In support of his spiritual reading of the crisis, Hombergen indeed demonstrates that Cyril effects a subtle damnatio memoriae both of Evagrius and of the contemplative ideas of which he was the champion. On the one hand, for example, he puts into the mouths of his heroes pronouncements against Origen that in fact derive from or recapitulate the later anti-Origenist anathemas of 553,64 and he claims that Origen’s and Evagrius’s teachings were the main issue at the Fifth Ecumenical Council, which was in fact devoted to the Three Chapters.65 But on the other hand, he also eschews an Evagrian influence within his hagiographies despite, as Flusin has demonstrated, the pervasive influence of previous monastic literature.66 Hombergen, therefore, reinterprets the Origenist crisis as one between a more intellectualizing group—that is, those who were accepting of, selective within, or indifferent to, the spiritual doctrines of Evagrius—and a more fundamentalist group, those who repudiated the same doctrines and with them the tradition of individualistic monastic contemplation. Within that latter group is of course the hagiographer Cyril, whose Lives set out a radical new vision of the ascetic life, for the most part indifferent to the interior life and focused instead upon the institution. Hombergen thus places at the root of the Origenist crisis “a clash of two competitive ideals of the spiritual life: a somewhat collectivist current, focusing particularly on external aspects, and a more individualist current, concentrating primarily on the development of the interior life.”67
This of course assumes that the Origenist label used in a range of texts was in essence a phantom, devoid of doctrinal meaning and disingenuous in intent. But as István Perczel has insisted in a string of recent publications, it is difficult to suppose that the widespread anxieties and anathemas expressed toward Evagrian (or post-Evagrian) dogma did not have some basis in an actual Evagrian circle.68 At the same time, however, we need not assume that different observers applied the same criteria as to what constituted Origenism or that those whom contemporaries identified as Origenists did not themselves admit a vast degree of variation in their reception, reappropriation, or refusal of various Evagrian doctrines. However we wish to regard the real inspiration behind Leontius’s doctrine, therefore, it is perhaps best to assume that the label “Origenist” might be applied to a wide of range of individuals who might or might not recognize that same label: from Evagrianists proper—that is, those who championed the same protological, Christological, and eschatological positions alleged and evidenced within a range of contemporaneous literature—to intellectual liberals with an interest in, or indifference to, the same theologian’s dogmatic vision.

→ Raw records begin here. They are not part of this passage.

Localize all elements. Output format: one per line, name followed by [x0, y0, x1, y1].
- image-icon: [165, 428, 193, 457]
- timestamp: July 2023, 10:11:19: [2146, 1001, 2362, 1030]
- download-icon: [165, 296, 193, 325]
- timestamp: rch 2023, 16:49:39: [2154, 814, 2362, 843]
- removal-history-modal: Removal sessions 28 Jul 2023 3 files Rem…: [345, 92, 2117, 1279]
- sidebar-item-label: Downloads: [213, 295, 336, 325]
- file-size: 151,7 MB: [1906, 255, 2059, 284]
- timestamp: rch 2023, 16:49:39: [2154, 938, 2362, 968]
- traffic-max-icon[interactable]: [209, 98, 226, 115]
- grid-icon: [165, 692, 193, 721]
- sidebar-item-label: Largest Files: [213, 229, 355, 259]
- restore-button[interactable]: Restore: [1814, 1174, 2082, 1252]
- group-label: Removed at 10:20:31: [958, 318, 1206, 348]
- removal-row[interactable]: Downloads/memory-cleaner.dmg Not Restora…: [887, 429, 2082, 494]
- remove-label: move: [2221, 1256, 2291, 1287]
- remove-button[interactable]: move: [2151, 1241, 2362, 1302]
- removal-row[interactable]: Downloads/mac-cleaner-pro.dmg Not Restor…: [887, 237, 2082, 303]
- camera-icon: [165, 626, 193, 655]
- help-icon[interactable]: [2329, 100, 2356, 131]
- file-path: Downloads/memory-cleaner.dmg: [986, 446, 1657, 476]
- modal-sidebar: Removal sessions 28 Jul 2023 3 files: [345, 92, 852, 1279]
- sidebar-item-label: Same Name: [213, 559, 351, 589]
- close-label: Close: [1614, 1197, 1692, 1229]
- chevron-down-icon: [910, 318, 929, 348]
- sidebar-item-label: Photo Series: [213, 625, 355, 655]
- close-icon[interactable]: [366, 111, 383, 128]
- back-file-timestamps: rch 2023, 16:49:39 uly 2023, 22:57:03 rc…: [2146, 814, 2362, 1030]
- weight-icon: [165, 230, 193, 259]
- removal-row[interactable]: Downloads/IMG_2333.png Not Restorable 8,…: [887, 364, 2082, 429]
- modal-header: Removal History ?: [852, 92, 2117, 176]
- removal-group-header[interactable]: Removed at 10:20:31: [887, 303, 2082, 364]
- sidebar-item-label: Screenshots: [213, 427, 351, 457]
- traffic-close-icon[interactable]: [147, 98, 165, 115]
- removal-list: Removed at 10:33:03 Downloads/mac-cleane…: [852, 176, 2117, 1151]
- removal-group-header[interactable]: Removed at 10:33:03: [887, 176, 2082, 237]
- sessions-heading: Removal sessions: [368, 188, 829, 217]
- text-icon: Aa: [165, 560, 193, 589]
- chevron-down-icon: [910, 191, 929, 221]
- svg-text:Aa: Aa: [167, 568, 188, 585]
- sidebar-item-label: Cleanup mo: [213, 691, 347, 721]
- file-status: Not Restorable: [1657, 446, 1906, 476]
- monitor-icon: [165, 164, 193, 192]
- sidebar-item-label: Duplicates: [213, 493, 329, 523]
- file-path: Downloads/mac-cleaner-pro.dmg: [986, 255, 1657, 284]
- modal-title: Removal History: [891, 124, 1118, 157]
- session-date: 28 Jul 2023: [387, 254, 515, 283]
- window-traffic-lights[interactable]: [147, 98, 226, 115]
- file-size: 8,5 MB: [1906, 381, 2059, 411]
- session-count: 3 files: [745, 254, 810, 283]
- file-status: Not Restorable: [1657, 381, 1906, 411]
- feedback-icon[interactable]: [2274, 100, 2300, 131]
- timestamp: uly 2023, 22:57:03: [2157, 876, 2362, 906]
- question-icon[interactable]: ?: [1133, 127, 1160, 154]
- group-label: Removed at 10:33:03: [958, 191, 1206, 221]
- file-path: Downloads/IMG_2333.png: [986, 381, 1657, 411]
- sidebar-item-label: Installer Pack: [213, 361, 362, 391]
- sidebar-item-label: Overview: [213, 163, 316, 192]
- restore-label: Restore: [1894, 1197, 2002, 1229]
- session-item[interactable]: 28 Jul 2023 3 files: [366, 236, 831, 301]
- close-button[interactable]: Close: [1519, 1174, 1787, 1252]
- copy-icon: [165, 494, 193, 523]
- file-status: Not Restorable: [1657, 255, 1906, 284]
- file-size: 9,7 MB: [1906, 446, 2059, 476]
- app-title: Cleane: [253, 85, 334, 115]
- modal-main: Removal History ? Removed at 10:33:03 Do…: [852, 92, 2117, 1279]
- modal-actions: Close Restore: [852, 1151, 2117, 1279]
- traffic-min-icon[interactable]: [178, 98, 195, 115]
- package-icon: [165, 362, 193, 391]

Hombergen’s fundamental insight on the spiritual dimension to the crisis must nevertheless be allowed to stand. That such tensions informed (though they did not determine) the crisis is indeed borne out in various texts associated with it. As we shall see, however, those tensions were more complex than a simple dichotomization of individualizing or Origenist versus institutionalizing or anti-Origenist can capture. For we shall discover that fundamental differences concerning conceptions of the spiritual life and its relation to wider institutional structures operated also within those groups that sought to suppress Evagrian doctrine and its spiritual inheritance. The hagiographer Cyril’s response to such differences, therefore, was but one institutional response to the problem of monastic individualism. It competed, however, alongside others that shared the desire to subordinate ascetics but that nevertheless adopted a quite different approach, based less upon the integration of ascetic endeavor within the monastic institution and more upon its orientation around and subordination to the sacraments of the Church.
MYSTICS AND LITURGISTS
As we have seen, a notable feature of Evagrius’s thought is his minimal interest in ecclesial life, and in particular in the eucharist. Were differing approaches to the eucharist also a feature of the Palestinian Origenist crisis? Cyril’s hagiographies do not suggest so, although it is nevertheless notable that all his subjects, at the pinnacle of their coenobitic careers, are ordained as priests, emphasizing their integration within a wider ecclesial context outside the hagiographic desert.69 In certain cases, this leads to some anecdote concerning the eucharist: the Life of the Palestinian ascetic pioneer Euthymius, for example, contains two consecutive anecdotes in which he is, as celebrating priest, said to inspire or experience miraculous visions, and the latter of the two develops into a sermonette on the need for a pure heart while approaching the eucharist.70 In terms of a developed sacramental (though not institutional) emphasis, however, we have progressed little from the comparable emphases contained within the History of the Monks in Egypt.
It is nevertheless possible that there was indeed a eucharistic dimension to the intellectual tensions that informed the Origenist crisis. In that aforementioned series of letters on Origenism contained with the Questions and Answers of Barsanuphius and John, the elders’ interlocutor makes a striking statement:71
For indeed, we find even in the books of the elders that there was a certain great elder, and he said out of simplicity [idiōteia] that the bread of which we partake is by nature not the body of Christ but its antitype [antitupon]. And if he had not prayed to God on this matter, he would not have known the truth.